Their latest release, a pair of songs entitled ‘I Dive Part I’ and ‘II Dive Part II’, requires a close listening ear. They’re not the sort of tunes you’re going to be able to just stick on shuffle in a playlist. They demand your attention.
Sparse piano chords introduce ‘I Dive Part I’ before guitar, thick with reverb, adds depth to the hypnotic chord sequence. A sudden swell of strings from the always-brilliant Arco String Quartet then emerges to bring in the haunting spoken word contribution of Emma Ruth Rundle. For anyone new to ASIWYFA, the band’s music is mostly instrumental, so it’s strange to hear lyrics of any kind on a record of theirs. But it’s maybe that novelty that makes Rundle’s words all the more powerful. The narrator speaks to the object of her affection, looking back to better times that they had enjoyed together in the past, and laments “all those ideas just abandoned, their creaking iron eaten away by the salt, lazy wreckages lying empty”.
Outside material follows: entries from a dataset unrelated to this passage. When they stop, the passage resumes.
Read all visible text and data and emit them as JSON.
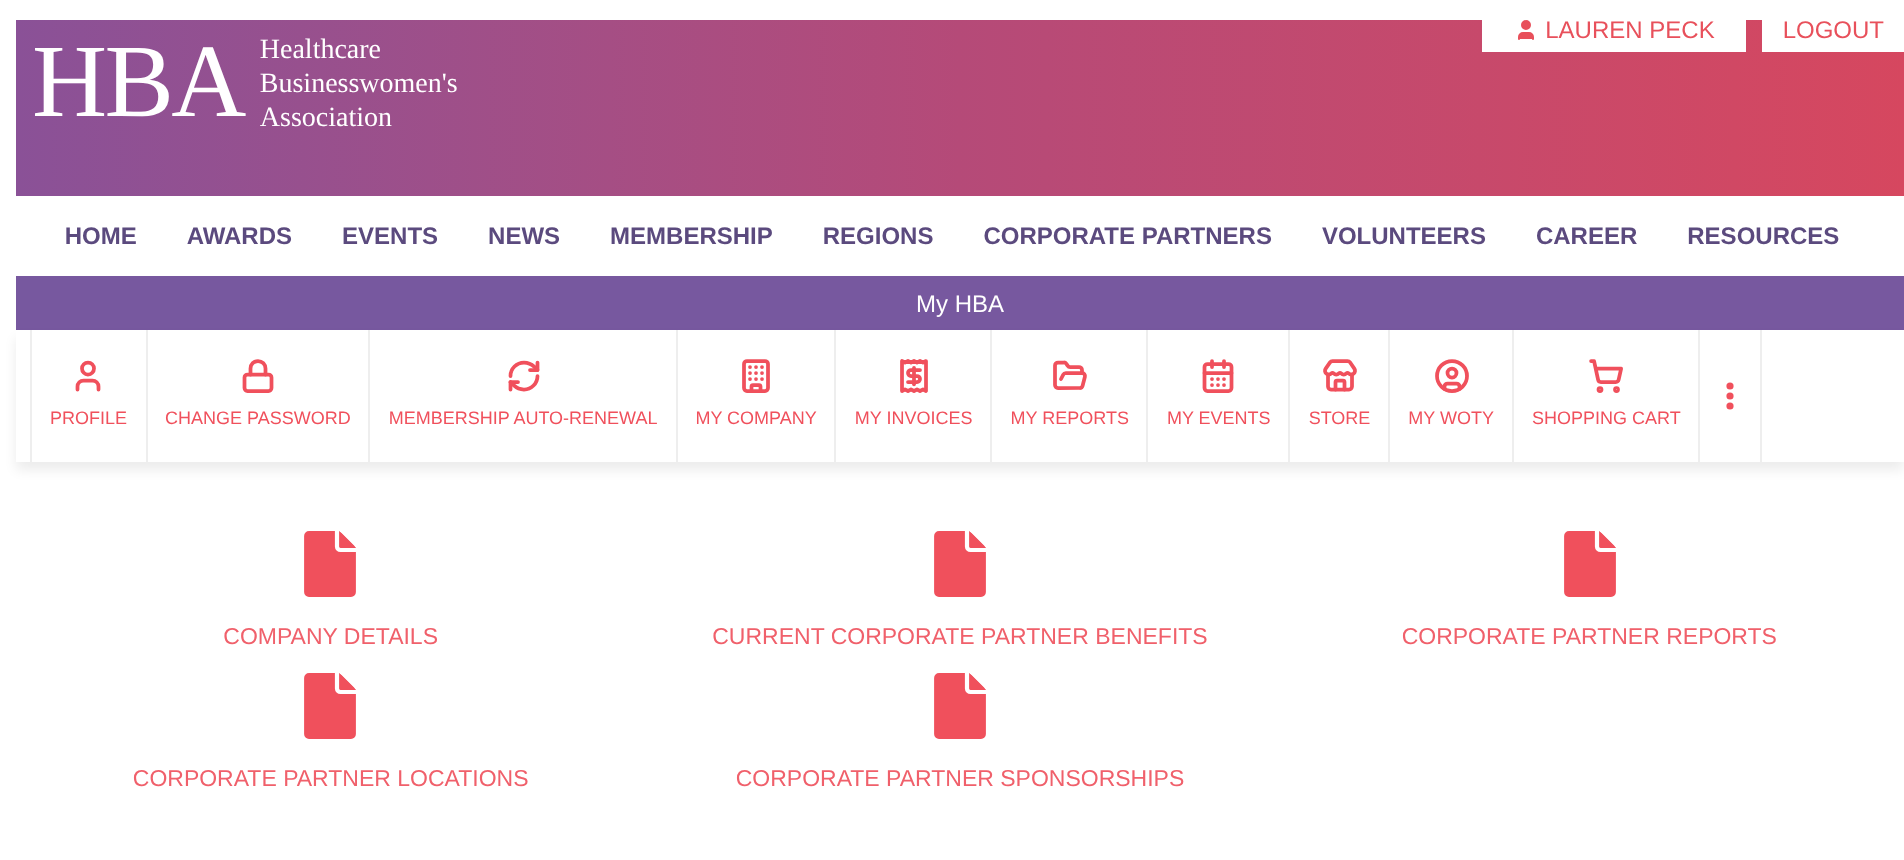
{
  "header": {
    "logo": "HBA",
    "tagline": [
      "Healthcare",
      "Businesswomen's",
      "Association"
    ],
    "user_button": "LAUREN PECK",
    "logout_button": "LOGOUT"
  },
  "nav": [
    {
      "label": "HOME"
    },
    {
      "label": "AWARDS"
    },
    {
      "label": "EVENTS"
    },
    {
      "label": "NEWS"
    },
    {
      "label": "MEMBERSHIP"
    },
    {
      "label": "REGIONS"
    },
    {
      "label": "CORPORATE PARTNERS"
    },
    {
      "label": "VOLUNTEERS"
    },
    {
      "label": "CAREER"
    },
    {
      "label": "RESOURCES"
    }
  ],
  "section_bar": "My HBA",
  "toolbar": [
    {
      "kind": "profile",
      "label": "PROFILE"
    },
    {
      "kind": "password",
      "label": "CHANGE PASSWORD"
    },
    {
      "kind": "renewal",
      "label": "MEMBERSHIP AUTO-RENEWAL"
    },
    {
      "kind": "company",
      "label": "MY COMPANY"
    },
    {
      "kind": "invoices",
      "label": "MY INVOICES"
    },
    {
      "kind": "reports",
      "label": "MY REPORTS"
    },
    {
      "kind": "events",
      "label": "MY EVENTS"
    },
    {
      "kind": "store",
      "label": "STORE"
    },
    {
      "kind": "woty",
      "label": "MY WOTY"
    },
    {
      "kind": "cart",
      "label": "SHOPPING CART"
    },
    {
      "kind": "more"
    }
  ],
  "documents": [
    {
      "label": "COMPANY DETAILS"
    },
    {
      "label": "CURRENT CORPORATE PARTNER BENEFITS"
    },
    {
      "label": "CORPORATE PARTNER REPORTS"
    },
    {
      "label": "CORPORATE PARTNER LOCATIONS"
    },
    {
      "label": "CORPORATE PARTNER SPONSORSHIPS"
    }
  ]
}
It’s hard to know for certain who or what her words are hinting at, and perhaps we’ll need to wait for the full multimedia album, Jettison, to be released on February 18th 2022 before we discover if the images accompanying the music will add further context to these words.
But a sense of hope lingers, as her voice speaks of how “the warm air smelt of thunder again, and I was happy” and the string arrangement starts to soar towards a climax.
The second track, ‘II Dive Part II’ is more typical of the band’s output, albeit a more subdued and restrained version. This isn’t the loud and in-your-face ASIWYFA from old classics like Set Guitars to Kill or Like a Mouse. This is beautiful, orchestral music.
Chris Wee lays down a metronomic, clicking drum beat beneath the measured guitars of Rory Friers and Niall Kennedy. In many ways, the arpeggiated guitar at the start of this track is reminiscent of Thom Yorke’s playing style in the Radiohead song, Reckoner. It’s got that dreamy, otherworldly feel to it. The lush strings sweeping underneath only add to this, before they become more frantic and intense as the piece builds.
Johnny Adger’s subtle yet potent bass line holds all the different strands together, as they press on in perfect harmony. Each element grows louder and bolder and more vibrant and dynamic in tone as the track surges forward, until cymbal crashes and drum fills combine with tuned percussion and violin strains to help the song paint its final serene soundscape.
The composition, and the album as a whole, is a brave concept, with the band saying, “Nothing in our repertoire comes close to the ambition of this latest project.” They describe Jettison as a “memorable experience that transports the listener away from the tumultuous times and into a blissful musical utopia.”
It’s an escape that many of us can’t wait to experience. And as ever with this band, we will all know to expect the unexpected.